Inoltre, ormai vi è stata una retro-azione, per cui i simboli possono essere introdotti dalle star come "gioco letterario" volto a scatenare la ridda di interpretazioni (e fornendo comunque gossip e pubblicità gratuita). Le immagini subliminali dell'ultimo trentennio come i messaggi subliminali audio del rock anni '60-'70, insomma (su cui già i Pink Floyd avevano ironizzato).





Ke$ha in "Die Young"


L'ultimo video della cantante Ke$ha (col simbolo del dollaro: ulteriore rimando al culto del cash, del denaro) supera però ogni aspettativa. Nel video "Die Young" la cantante si pone come la leader di una setta diabolica che si reca in Messico a compiere i propri riti occulti, che involvono un rituale dal chiaro significato sessuale, al termine del quale, si ipotizza, la cantante potrebbe essere sacrificata, come allude il titolo (Die Young, "muori giovane).





 Il punto è che il video è anche disseminato di simboli Illuminati (l'occhio col triangolo e la croce rovesciata sopra tutti, ma anche un amplificatore con la scritta Evil, e il tempio nero con il pentacolo...) al punto che perfino una rivista mainstream come Billboard riferisce di questa componente.





In particolare, è il triangolo ad essere omaggiato in ogni sua forma, con così tante raffigurazioni da non poter essere nemmeno sinteticamente elencate.



Ad aggiungere un elemento inquietante, il video è stato ritirato dalle tv americane dopo la strage scolastica del 14 dicembre, che sta offrendo a Obama l'appoggio per ridurre la diffusione di armi sul territorio nazionale. Kesha si è distinta per una particolare costernazione e presa di distanza, arrivando a dire di essere stata COSTRETTA (in maiuscolo) a girare il video.

Il testo in sé, a parte alcune allusioni, non è particolarmente esoterico. 

I hear your heart beat to the beat of the drums 
Oh what a shame that you came here with someone 
So while you're here in my arms 
Let's make the most of the night like we're gonna die young.

Il ritornello si concentra più che altro sull'idea di "trascorrere la notte come se stessimo per morire giovani", con ovvia allusione al massimo libertinaggio sessuale possibile (confortato dal parallelo col video). Insomma, anche se nessuno ha avanzato questo parallelo, una versione post-mod del "chi vuol esser lieto, sia, del doman non v'è certezza" di Lorenzo Il Magnifico, oltre cinquecento anni fa.

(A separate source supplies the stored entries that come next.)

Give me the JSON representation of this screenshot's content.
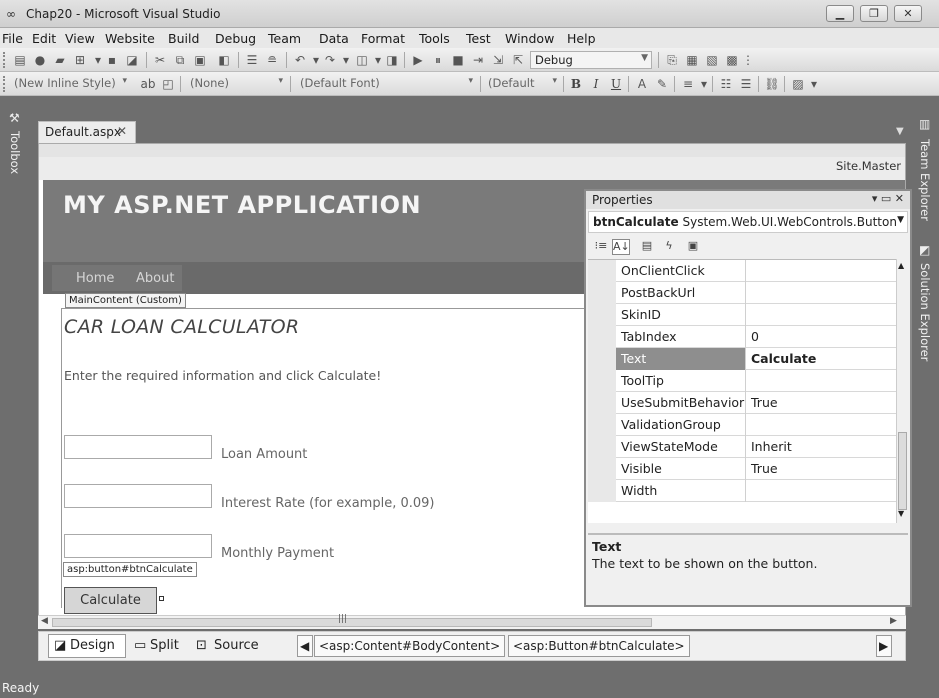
{
  "window": {
    "title": "Chap20 - Microsoft Visual Studio",
    "app_icon": "infinity-icon",
    "minimize_icon": "—",
    "restore_icon": "❐",
    "close_icon": "✕"
  },
  "menu": [
    "File",
    "Edit",
    "View",
    "Website",
    "Build",
    "Debug",
    "Team",
    "Data",
    "Format",
    "Tools",
    "Test",
    "Window",
    "Help"
  ],
  "toolbar1": {
    "config": "Debug"
  },
  "toolbar2": {
    "style_combo": "(New Inline Style)",
    "block_combo": "(None)",
    "font_combo": "(Default Font)",
    "size_combo": "(Default",
    "bold": "B",
    "italic": "I",
    "underline": "U"
  },
  "side_tabs": {
    "toolbox": "Toolbox",
    "team_explorer": "Team Explorer",
    "solution_explorer": "Solution Explorer"
  },
  "document": {
    "tab": "Default.aspx",
    "tab_close": "✕",
    "master": "Site.Master"
  },
  "page": {
    "app_title": "MY ASP.NET APPLICATION",
    "nav": [
      "Home",
      "About"
    ],
    "content_label": "MainContent (Custom)",
    "heading": "CAR LOAN CALCULATOR",
    "instructions": "Enter the required information and click Calculate!",
    "fields": [
      {
        "label": "Loan Amount",
        "value": ""
      },
      {
        "label": "Interest Rate (for example, 0.09)",
        "value": ""
      },
      {
        "label": "Monthly Payment",
        "value": ""
      }
    ],
    "button_tag": "asp:button#btnCalculate",
    "button_text": "Calculate"
  },
  "viewbar": {
    "design": "Design",
    "split": "Split",
    "source": "Source",
    "crumbs": [
      "<asp:Content#BodyContent>",
      "<asp:Button#btnCalculate>"
    ]
  },
  "properties": {
    "title": "Properties",
    "object_name": "btnCalculate",
    "object_type": "System.Web.UI.WebControls.Button",
    "rows": [
      {
        "name": "OnClientClick",
        "value": ""
      },
      {
        "name": "PostBackUrl",
        "value": ""
      },
      {
        "name": "SkinID",
        "value": ""
      },
      {
        "name": "TabIndex",
        "value": "0"
      },
      {
        "name": "Text",
        "value": "Calculate",
        "selected": true
      },
      {
        "name": "ToolTip",
        "value": ""
      },
      {
        "name": "UseSubmitBehavior",
        "value": "True"
      },
      {
        "name": "ValidationGroup",
        "value": ""
      },
      {
        "name": "ViewStateMode",
        "value": "Inherit"
      },
      {
        "name": "Visible",
        "value": "True"
      },
      {
        "name": "Width",
        "value": ""
      }
    ],
    "desc_title": "Text",
    "desc_body": "The text to be shown on the button."
  },
  "status": "Ready"
}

Young hearts, out our minds 
Runnin' till we outta time 
Wild childs, lookin' good 
Livin' hard just like we should 
Don't care who's watchin' when we tearin' it up
That magic that we got nobody can touch.

La prima strofa potrebbe suggerire qualche elemento più esoterico, con il riferimento a "quel Magick che abbiamo" che nessuno può toccare.

Lookin' for some trouble tonight
Take my hand, I'll show you the wild side 
Like it's the last night of our lives
We'll keep dancin' till we die 

La seconda strofa pare un rimando a "Till the world ends", canzone scritta da Kesha e messa in scena da Britney Spears (altra arcinota cantante "Illuminata), nel 2011, con una evidente riconnessione alla presunta Apocalisse Maya. In un certo senso, si potrebbe dire che Die Young corregge il tiro: "ballare" finché il mondo non finisce rimanda alla fine soggettiva del mondo, ovvero "fino alla morte".

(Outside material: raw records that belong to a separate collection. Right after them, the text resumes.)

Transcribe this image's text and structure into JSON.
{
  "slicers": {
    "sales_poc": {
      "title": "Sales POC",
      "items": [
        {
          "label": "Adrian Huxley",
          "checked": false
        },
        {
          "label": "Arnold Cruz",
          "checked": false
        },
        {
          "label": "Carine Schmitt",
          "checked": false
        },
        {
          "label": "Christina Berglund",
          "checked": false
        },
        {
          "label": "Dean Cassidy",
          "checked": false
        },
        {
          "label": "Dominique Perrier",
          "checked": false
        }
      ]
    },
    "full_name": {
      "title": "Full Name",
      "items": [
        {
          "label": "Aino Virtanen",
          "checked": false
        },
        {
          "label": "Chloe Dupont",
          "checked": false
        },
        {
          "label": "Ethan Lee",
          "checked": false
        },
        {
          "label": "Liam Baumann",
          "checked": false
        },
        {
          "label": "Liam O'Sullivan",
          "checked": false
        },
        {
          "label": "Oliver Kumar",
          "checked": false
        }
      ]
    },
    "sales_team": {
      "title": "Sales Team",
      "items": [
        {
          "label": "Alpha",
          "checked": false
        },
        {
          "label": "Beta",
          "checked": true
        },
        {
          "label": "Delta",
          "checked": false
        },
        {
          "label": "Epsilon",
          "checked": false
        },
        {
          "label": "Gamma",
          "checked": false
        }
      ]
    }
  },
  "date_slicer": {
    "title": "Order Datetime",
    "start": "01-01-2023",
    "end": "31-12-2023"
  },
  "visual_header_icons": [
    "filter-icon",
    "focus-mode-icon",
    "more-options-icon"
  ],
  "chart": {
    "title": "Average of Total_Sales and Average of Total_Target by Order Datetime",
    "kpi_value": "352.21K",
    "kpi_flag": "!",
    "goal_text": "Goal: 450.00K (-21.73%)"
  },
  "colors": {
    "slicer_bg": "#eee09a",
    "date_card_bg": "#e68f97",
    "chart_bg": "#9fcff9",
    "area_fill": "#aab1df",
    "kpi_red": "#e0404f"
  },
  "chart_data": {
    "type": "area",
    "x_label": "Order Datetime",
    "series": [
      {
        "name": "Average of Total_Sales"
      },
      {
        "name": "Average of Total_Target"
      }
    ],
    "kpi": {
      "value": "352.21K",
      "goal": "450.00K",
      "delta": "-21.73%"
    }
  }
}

Young punks, takin' shots 
Strippin' down to dirty socks 
Music up, gettin' hot 
Kiss me, gimme all you got 
It's pretty obvious that you got a crush
That magic in your pants, it's makin' me blush

Nella quarta strofa ritorna il riferimento al Magick, con una voluta ironia volgare quasi a dissimulare il ritorno del riferimento. Ad ogni modo, poi la canzone si ripete nel ritornello fino alla conclusione.

Kesha non è certo nuova a queste provocazioni vagamente "illuminate", ma direi che è la prima volta, ripeto, che una cantante mostra simbolismi così espliciti, insistiti e ostentati. Vedremo se tutto questo segnerà una Nuova Era nell'occultismo dei videoclip, o se si tratterà di una eccezione sperimentale che non avrà conseguenze.